The year that contained DORA applicable from January, the PowerSchool K-12-education compromise, the Bybit cryptocurrency heist, the UK retail wave (M&S, Co-op, Harrods), the NIS2 first-year enforcement environment landing, the EmilyAI v3.5 federated-learning preview, and the continuing supply-chain-and-state-actor activity has been operationally consequential and strategically validating.
The settled questions. The post-NIS2 first-year enforcement environment is settled into a graduated supervisory engagement pattern comparable to the post-GDPR-2018 trajectory. The post-DORA financial-services regulatory regime is operationally settled. The UK-retail-sector cyber-resilience wave produced substantive sector-wide programme-improvement that has been measurable. The customer-portfolio programme work has continued to produce operational benefit measurable against the cumulative-pattern threat landscape. The institutional-capital decision settled in 2024 has held through 2025.
The opened questions. The post-Salt-Typhoon US-policy conversation about encryption-and-government-access continues to develop substantively. The post-XZ-Utils open-source-foundation funding-and-maintainer-trust conversation continues. The continuing language-model-environment progression — both offensive-and-defensive — continues. The continuing state-actor activity across multiple actor-clusters and infrastructure categories continues. The 2026 regulatory deadlines (continuing AI Act milestones, the EU Cyber Resilience Act effective date in 2027) are visible.

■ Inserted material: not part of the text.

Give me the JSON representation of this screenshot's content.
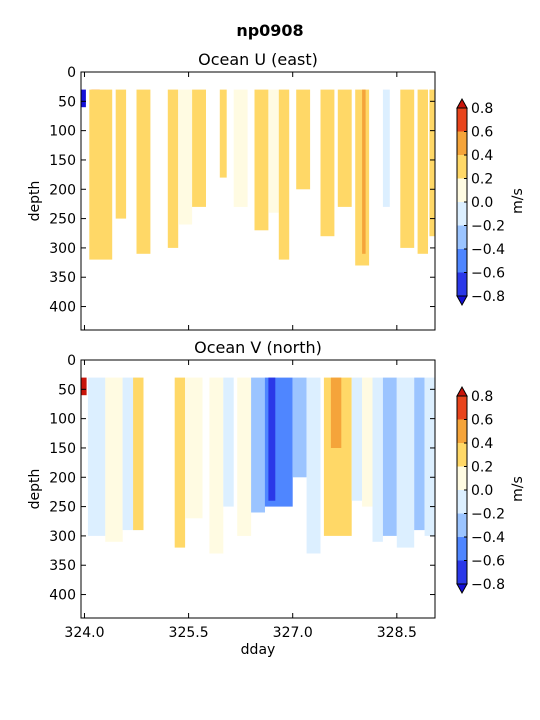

The customer-portfolio. Six vCISO clients carrying through. Eighteen SOC customers (no churn through the year). Twenty-eight EmilyAI commercial customers (added four through the year, no churn). Aggregate company revenue at approximately 110% of original full-year plan. The team is at forty-three at year-end. The financial position is healthy.
The product. EmilyAI v3.4 in Q2 with substantive language-model-capability extensions and multi-cloud detection-content support. EmilyAI v3.5 in Q4 with the federated-learning preview that the team has been working on for two years. The product roadmap for 2026 will continue to develop both the language-model-integration and the federated-learning capabilities. The competitive landscape continues to be substantive but the EmilyAI product trajectory continues to differentiate.
The book. The regulatory-environment book is in late drafting and is on track for 2026 publication. The 2025 publication-cycle work has supported the customer-engagement programme through the year.
The personal note. Forty-six posts on the blog this year. The blog discipline continues to be the most useful single intellectual practice. The conferences this year were Black Hat USA in August (continuing customer-prospect-networking pattern), Infosec Europe in June (post-M&S customer-engagement substantively elevated), BSides Manchester in October.
Onward into 2026. The continuing regulatory-environment progression. The continuing language-model-environment evolution. The book publishes. The product roadmap continues. The customer-portfolio work continues. And whatever 2026 produces.